Almost by definition, plant machinery is functional and exceptionally versatile, and a small fleet of machinery with the right attachments, calibration and skilled operators should ideally be enough for any typical job.
Of course, not every job is typical in the slightest. Either the terrain is difficult, the job requires specialist tools not found with conventional machinery or sometimes a designer tries a new approach to an existing problem.
Here are some of the rarest and most unconventional pieces of industrial equipment out there.
Officially known as a walking excavator, spider excavators are specialised mobile excavators that use a combination of four-wheeled drive and articulated legs to help them secure and bound up unstable and steep terrain.
They were initially designed for use on mountain slopes, particularly in alpine countries such as Liechtenstein and Switzerland, although they have seen exceptionally rare use elsewhere.
The reason why they are so rare is that outside of situations where it’s the only possible option, spider excavators are expensive and because of their complex electro-hydraulics, very difficult to maintain.
Part mini-excavator, part dumper truck, the dumphoe was a somewhat enigmatic device that apparently was not so much produced as cobbled together using various CAT components and powered using their 92-horsepower engine.
It sat on four tyres, had a dumper scoop and a mini excavator shovel arm, making it seemingly designed to be used for earthmoving with just one machine.

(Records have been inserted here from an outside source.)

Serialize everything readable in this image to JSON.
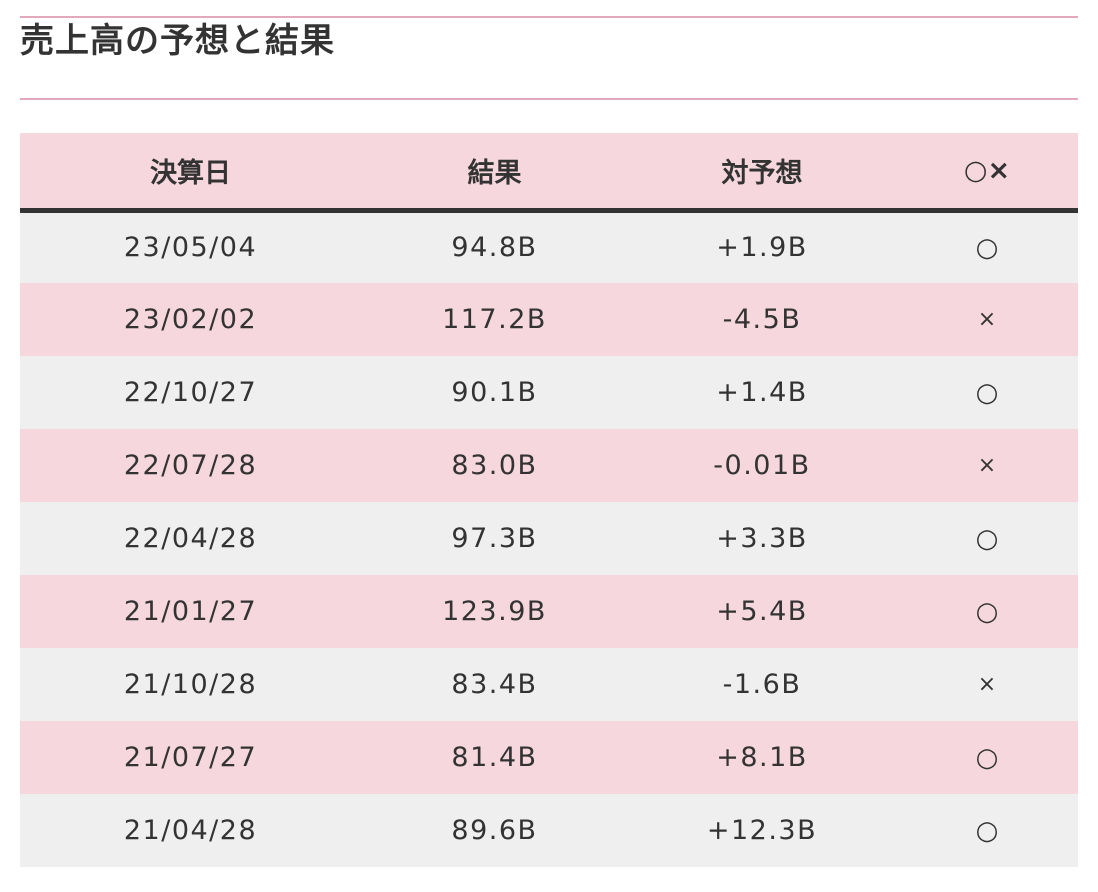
{
  "section": {
    "title": "売上高の予想と結果"
  },
  "table": {
    "headers": [
      "決算日",
      "結果",
      "対予想",
      "○×"
    ],
    "rows": [
      {
        "date": "23/05/04",
        "result": "94.8B",
        "vs_forecast": "+1.9B",
        "mark": "○"
      },
      {
        "date": "23/02/02",
        "result": "117.2B",
        "vs_forecast": "-4.5B",
        "mark": "×"
      },
      {
        "date": "22/10/27",
        "result": "90.1B",
        "vs_forecast": "+1.4B",
        "mark": "○"
      },
      {
        "date": "22/07/28",
        "result": "83.0B",
        "vs_forecast": "-0.01B",
        "mark": "×"
      },
      {
        "date": "22/04/28",
        "result": "97.3B",
        "vs_forecast": "+3.3B",
        "mark": "○"
      },
      {
        "date": "21/01/27",
        "result": "123.9B",
        "vs_forecast": "+5.4B",
        "mark": "○"
      },
      {
        "date": "21/10/28",
        "result": "83.4B",
        "vs_forecast": "-1.6B",
        "mark": "×"
      },
      {
        "date": "21/07/27",
        "result": "81.4B",
        "vs_forecast": "+8.1B",
        "mark": "○"
      },
      {
        "date": "21/04/28",
        "result": "89.6B",
        "vs_forecast": "+12.3B",
        "mark": "○"
      }
    ]
  },
  "colors": {
    "accent_line": "#e3a9bb",
    "row_pink": "#f5d7dd",
    "row_gray": "#efefef",
    "text": "#333333"
  }
}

It is somewhat enigmatic as well, as whilst it certainly existed by 2010 when footage was officially provided of it, there’s no clear indication of when it was made if it was ever sold at all and even if it was ever meant to be more than an admittedly very interesting experiment.
Perhaps it could have become a backhoe-style two-in-one machine, but ultimately the potential of the design did not translate to the final product.